Sie wendete sich an Sanabalis. “Deshalb musste ich bestehen.” Gepresste Worte.
Er nickte. “Anders könntest du mein Zeichen nicht tragen. Es würde dich vollkommen verschlingen, könntest du den Namen des Feuers nicht nennen. Aber dort, wo du hingehst, Kaylin, bedeuten alle diese Zeichen so gut wie nichts. Sie sind keine Rüstung. Jedoch, es gibt einen Unterschied zwischen fast nichts und nichts.” Er blickte auf ihre Wange. “Und weder der Ring noch das Medaillon haben das Gewicht des Zeichens des Koloniallords. Es wird dir am Hof der Barrani Feinde einhandeln. Sie werden dich einkreisen, wenn du nicht achtgibst, und du wirst überlistet werden.”
Die Aussicht gefiel ihr überhaupt nicht.
“Die Einladung … ist wohl nicht freiwillig?”
“Bei Hofe gibt es Lethe”, antwortete Teela gelassen, “und Schlimmeres.
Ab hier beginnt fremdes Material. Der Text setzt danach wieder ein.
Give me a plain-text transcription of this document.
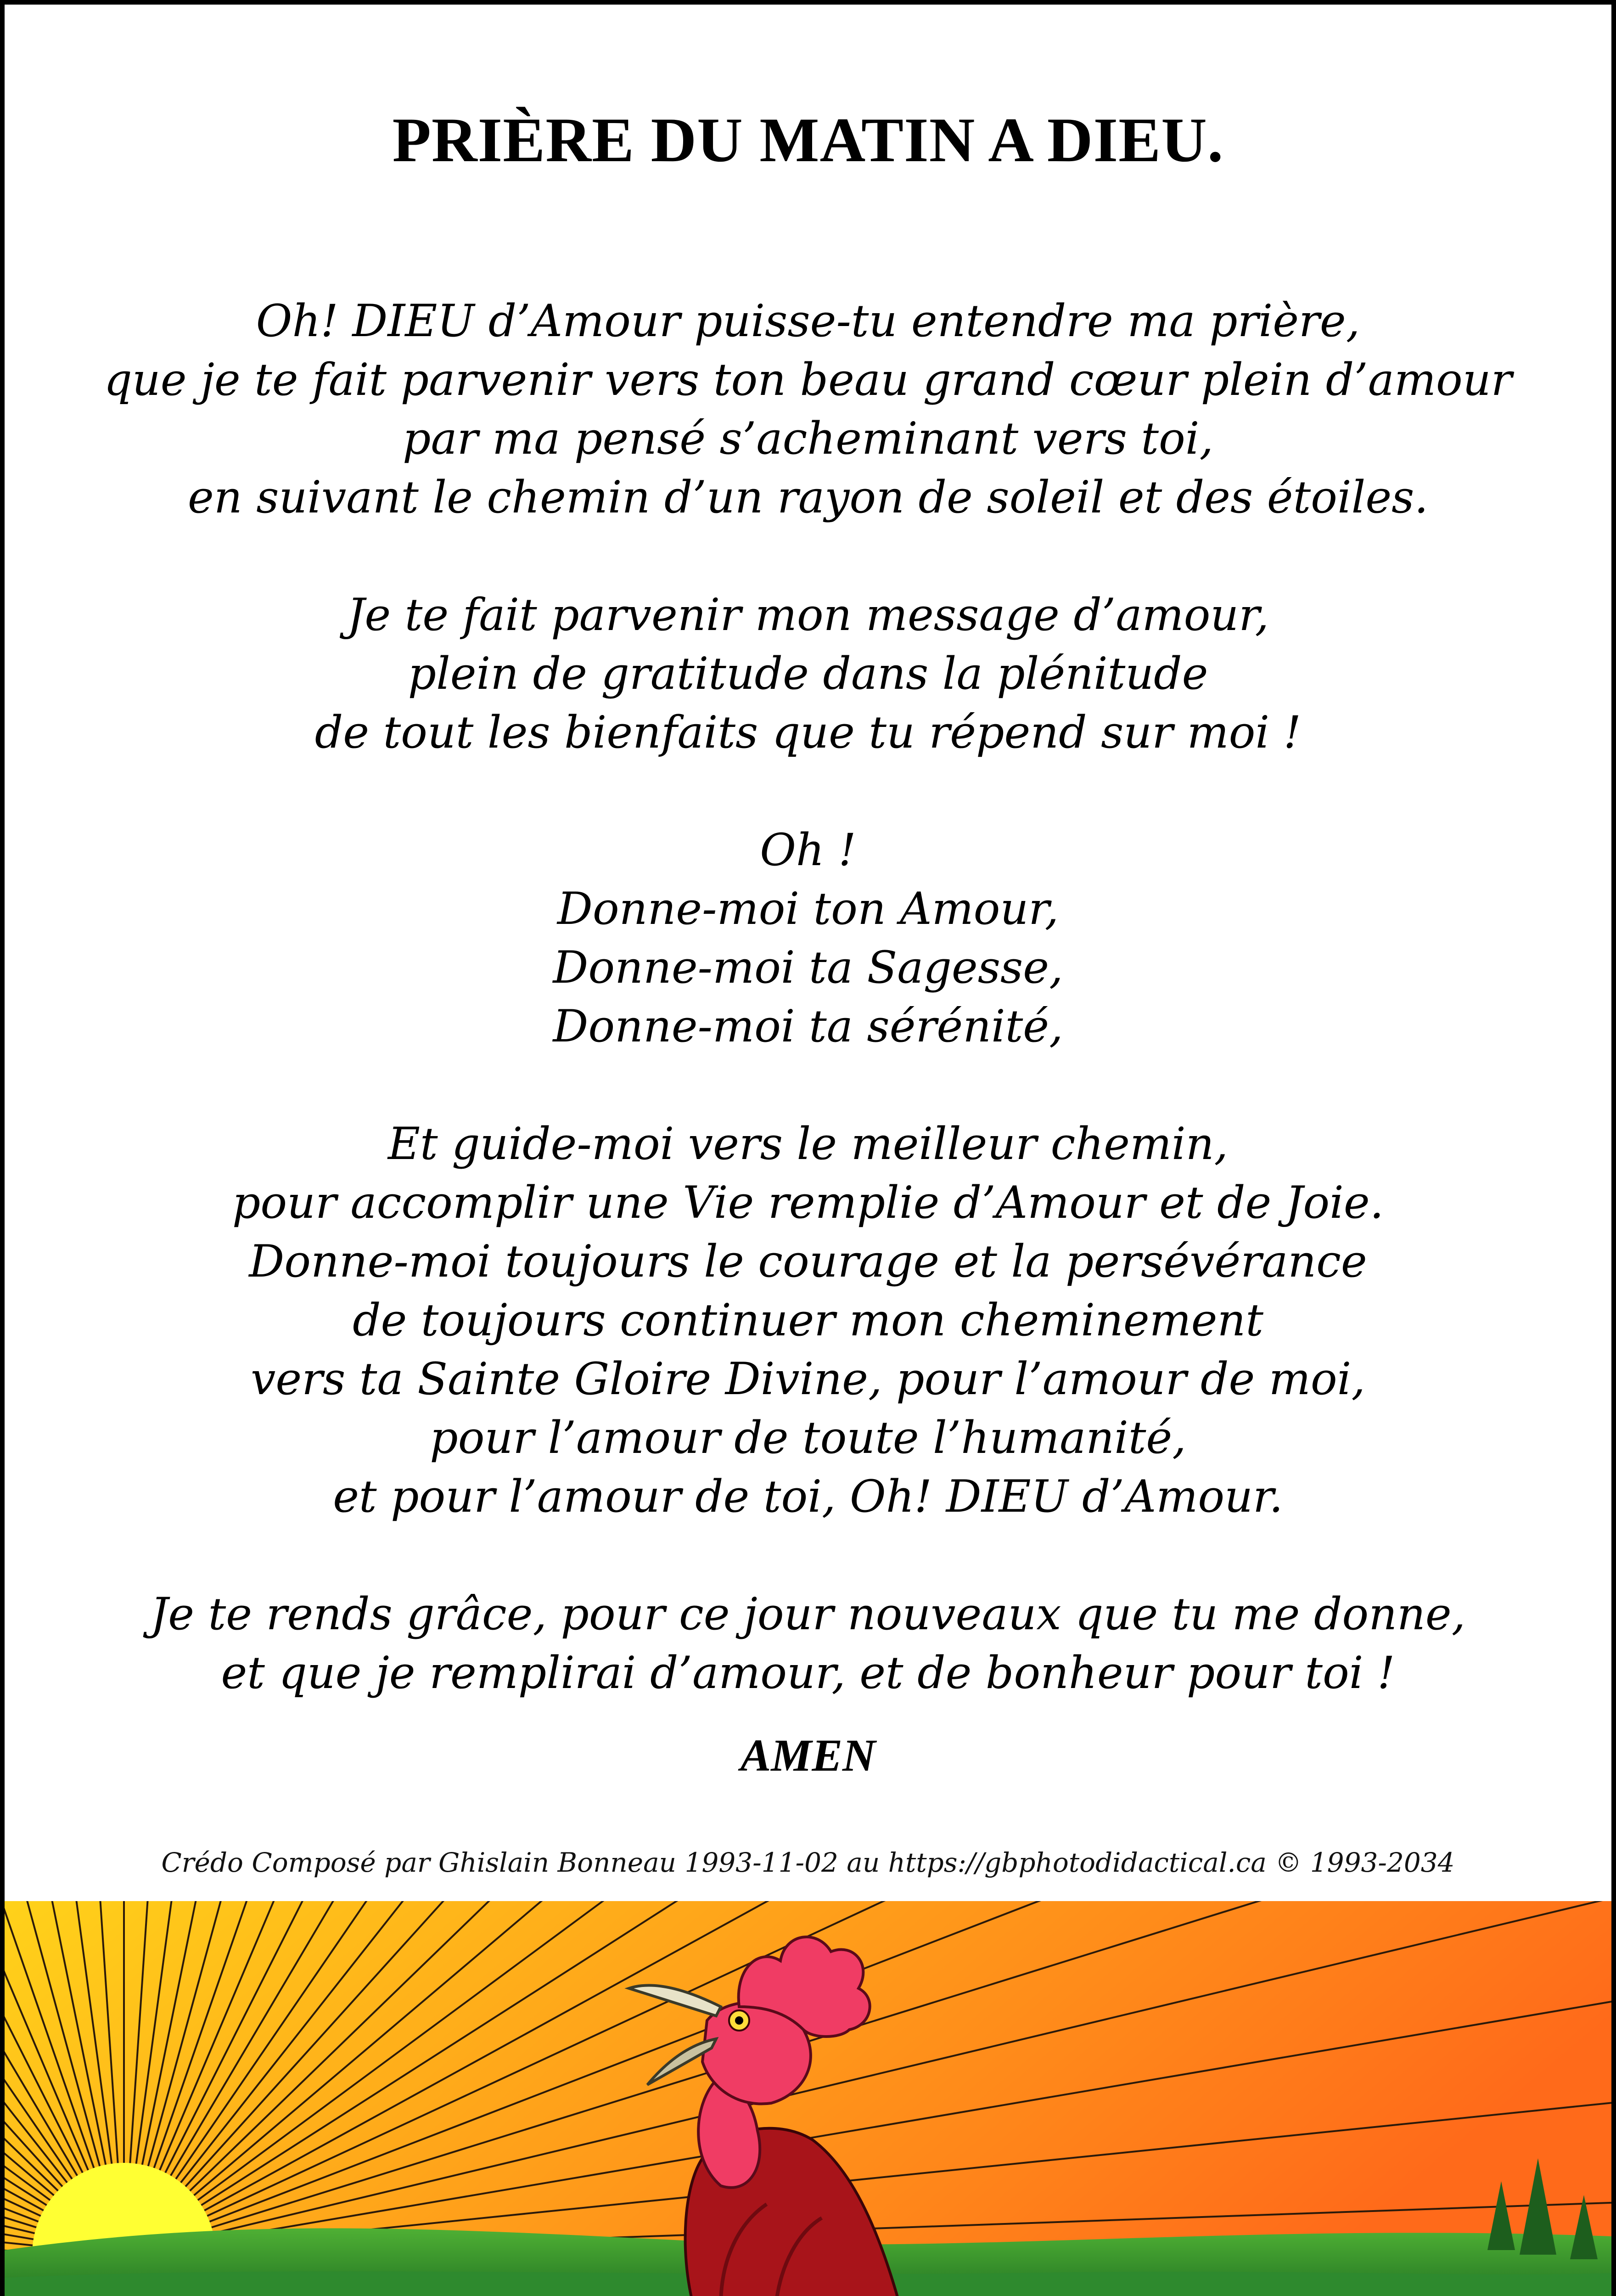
PRIÈRE DU MATIN A DIEU.

Oh! DIEU d’Amour puisse-tu entendre ma prière,
que je te fait parvenir vers ton beau grand cœur plein d’amour
par ma pensé s’acheminant vers toi,
en suivant le chemin d’un rayon de soleil et des étoiles.

Je te fait parvenir mon message d’amour,
plein de gratitude dans la plénitude
de tout les bienfaits que tu répend sur moi !

Oh !
Donne-moi ton Amour,
Donne-moi ta Sagesse,
Donne-moi ta sérénité,

Et guide-moi vers le meilleur chemin,
pour accomplir une Vie remplie d’Amour et de Joie.
Donne-moi toujours le courage et la persévérance
de toujours continuer mon cheminement
vers ta Sainte Gloire Divine, pour l’amour de moi,
pour l’amour de toute l’humanité,
et pour l’amour de toi, Oh! DIEU d’Amour.

Je te rends grâce, pour ce jour nouveaux que tu me donne,
et que je remplirai d’amour, et de bonheur pour toi !

AMEN
Crédo Composé par Ghislain Bonneau 1993-11-02 au https://gbphotodidactical.ca © 1993-2034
Du könntest ablehnen. Das wurde schon besprochen”, fügte sie hinzu und blickte kurz in die Augen des Falkenlords, “aber letztendlich könnte man dich brauchen, und ich glaube nicht, dass man es mir gestattet, ein zweites Mal mit dir an den Hof zurückzukehren, wenn du nicht annimmst, was man dir anbietet. Du darfst die Hallen offen betreten, als geladener Gast.”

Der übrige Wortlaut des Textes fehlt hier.